"Landscape with Canals"
By L. T. C. Rolt. 188 pp. 8 3/4 in. 5 1/2 in. (Allen Lane, Penguin Books Ltd., 17, Grosvenor Gardens, London, SW1W OBD. £5.50.)
This book represents a fascinating but sad obituary to that well-known written of books about the Industrial Revolution and member of the Vintage Sports Car Club, who completed it before he died. It is the sequel to that even more endearing book of Roles, “Landscape with Machines”. This sequel deals mainly with the canals Rolt and his first wife, Angela, traversed in his Model-T Ford-engined narrow-boat Cressy. There is not a lot about cars in it, although Rolt transmits his regard for his father’s and his own 12/50 Alvis motor cars, referring to the former sportstourer as “an almost forgotten form of transport”. He also makes it quite plain that he disliked very bitterly the Austin Big Seven that he bought as war-time transport—one feels certain that Tom Rolt would have been the last person to pay the ridiculous prices now demanded for cars of this kind. Another form of war-time transport used by Rolt was an old square-tank 2 3/4 h.p. AJS motorcycle, which cost £10 and was carried on Cressy’s aft-deck. The boat had been converted to burn paraffin as a further concession to petrol rationing.
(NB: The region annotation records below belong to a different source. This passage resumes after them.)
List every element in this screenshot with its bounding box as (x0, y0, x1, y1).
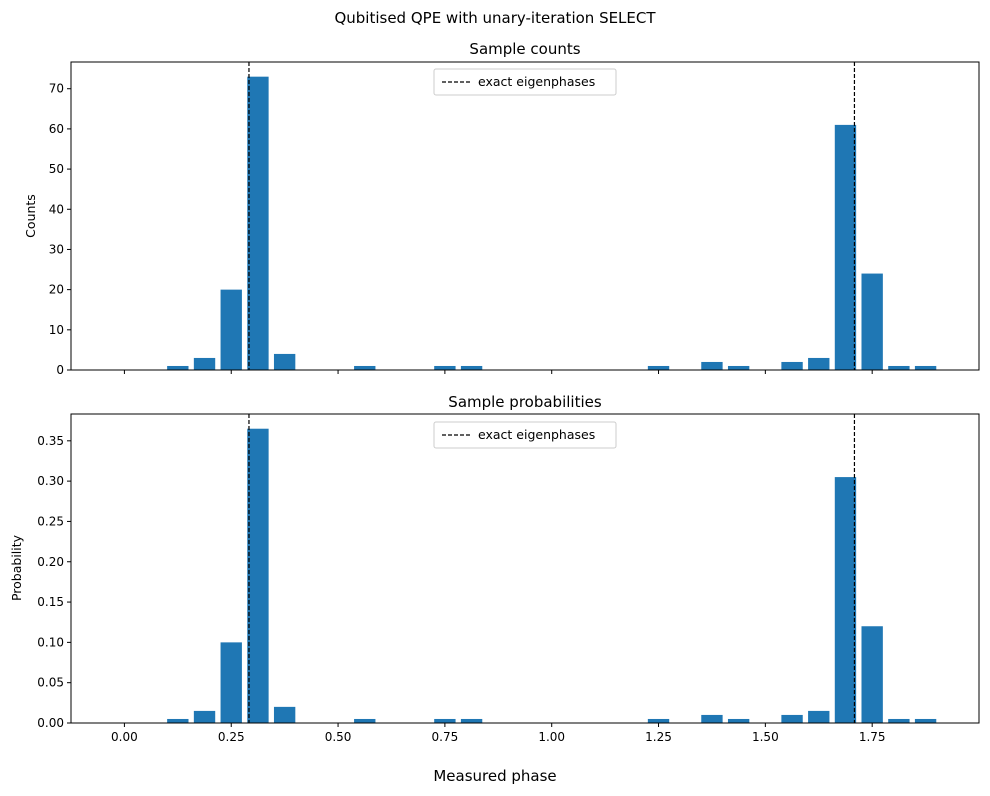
probabilities-bar (647, 718, 670, 723)
probabilities-y-tick-label: 0.25 (37, 514, 64, 528)
probabilities-y-tick-label: 0.10 (37, 635, 64, 649)
probabilities-x-tick-label: 1.75 (859, 730, 886, 744)
probabilities-bar (354, 718, 376, 723)
probabilities-bar (193, 710, 216, 723)
counts-eigenphase-lines (248, 62, 856, 370)
counts-panel-title: Sample counts (469, 40, 580, 58)
probabilities-bar (781, 714, 803, 723)
probabilities-bar (247, 428, 269, 723)
probabilities-panel: Sample probabilities Probability 0.000.0… (9, 393, 980, 744)
probabilities-bar (167, 718, 189, 723)
counts-bar (914, 365, 937, 370)
probabilities-x-tick-label: 0.75 (432, 730, 459, 744)
counts-bar (808, 357, 830, 370)
counts-bar (727, 365, 750, 370)
counts-legend-label: exact eigenphases (478, 74, 595, 89)
counts-bar (247, 76, 269, 371)
probabilities-eigenphase-lines (248, 414, 856, 723)
probabilities-bar (434, 718, 456, 723)
counts-panel: Sample counts Counts 0 10 20 30 40 50 60 70 exa… (23, 40, 980, 377)
counts-y-tick-label: 30 (49, 242, 64, 256)
probabilities-panel-title: Sample probabilities (448, 393, 602, 411)
counts-y-tick-label: 40 (49, 202, 64, 216)
counts-bar (861, 273, 883, 370)
probabilities-x-tick-label: 1.50 (752, 730, 779, 744)
probabilities-bar (701, 714, 723, 723)
counts-y-tick-label: 20 (49, 283, 64, 297)
counts-bar (888, 365, 910, 370)
counts-y-ticks: 0 10 20 30 40 50 60 70 (49, 82, 71, 377)
counts-legend-box (433, 68, 617, 96)
counts-bar (273, 353, 296, 370)
probabilities-y-tick-label: 0.15 (37, 595, 64, 609)
probabilities-bar (834, 477, 857, 723)
probabilities-bar (914, 718, 937, 723)
probabilities-bar (273, 706, 296, 723)
probabilities-bars (167, 428, 937, 723)
counts-bar (434, 365, 456, 370)
counts-bar (647, 365, 670, 370)
probabilities-x-tick-label: 0.00 (111, 730, 138, 744)
counts-x-ticks (123, 370, 873, 374)
counts-y-tick-label: 50 (49, 162, 64, 176)
probabilities-x-tick-label: 1.25 (645, 730, 672, 744)
counts-bar (193, 357, 216, 370)
probabilities-y-tick-label: 0.35 (37, 434, 64, 448)
probabilities-y-tick-label: 0.30 (37, 474, 64, 488)
counts-bar (460, 365, 483, 370)
counts-y-tick-label: 10 (49, 323, 64, 337)
probabilities-y-tick-label: 0.20 (37, 555, 64, 569)
probabilities-x-tick-label: 0.25 (218, 730, 245, 744)
probabilities-bar (808, 710, 830, 723)
probabilities-x-tick-label: 1.00 (538, 730, 565, 744)
counts-y-axis-label: Counts (23, 194, 38, 238)
x-axis-label: Measured phase (433, 767, 556, 785)
probabilities-y-tick-label: 0.05 (37, 676, 64, 690)
probabilities-legend-label: exact eigenphases (478, 427, 595, 442)
probabilities-x-tick-label: 0.50 (325, 730, 352, 744)
probabilities-bar (727, 718, 750, 723)
counts-bars (167, 76, 937, 371)
probabilities-bar (220, 642, 242, 723)
figure-title: Qubitised QPE with unary-iteration SELEC… (334, 9, 656, 27)
probabilities-bar (460, 718, 483, 723)
counts-y-tick-label: 70 (49, 82, 64, 96)
probabilities-legend-box (433, 421, 617, 449)
counts-bar (701, 361, 723, 370)
probabilities-y-ticks: 0.00 0.05 0.10 0.15 0.20 0.25 0.30 0.35 (37, 434, 71, 730)
probabilities-plot-frame (70, 413, 980, 724)
counts-bar (834, 124, 857, 370)
counts-y-tick-label: 60 (49, 122, 64, 136)
counts-bar (220, 289, 242, 370)
counts-bar (167, 365, 189, 370)
counts-plot-frame (70, 61, 980, 371)
probabilities-bar (861, 626, 883, 723)
probabilities-y-axis-label: Probability (9, 534, 24, 601)
probabilities-bar (888, 718, 910, 723)
counts-legend: exact eigenphases (433, 68, 617, 96)
counts-y-tick-label: 0 (56, 363, 64, 377)
probabilities-x-ticks: 0.00 0.25 0.50 0.75 1.00 1.25 1.50 1.75 (111, 723, 886, 744)
counts-bar (781, 361, 803, 370)
probabilities-y-tick-label: 0.00 (37, 716, 64, 730)
counts-bar (354, 365, 376, 370)
probabilities-legend: exact eigenphases (433, 421, 617, 449)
This book seems costly, lacking as it does an index and illustrated with only 15 “boxBrownie”-type photographs. It is apt to be disjointed and runs from Rolt’s simple philosophy to marital problems, from battling with weed-infested, long-disused canals to writing and the formation of the Inland Waterways Association, as it turned out with unhappy consequences for Rolt. But those who knew Tom and all who love canals, will find , as I did, that this brief book exerts a fascination that does not permit it to be put down until the last page is reached. It covers the first canal-boat rally, making a film of canal life, with asides about railways, cars and engineering. It very pleasantly recaptures those pre-war days which will never return. -W.B.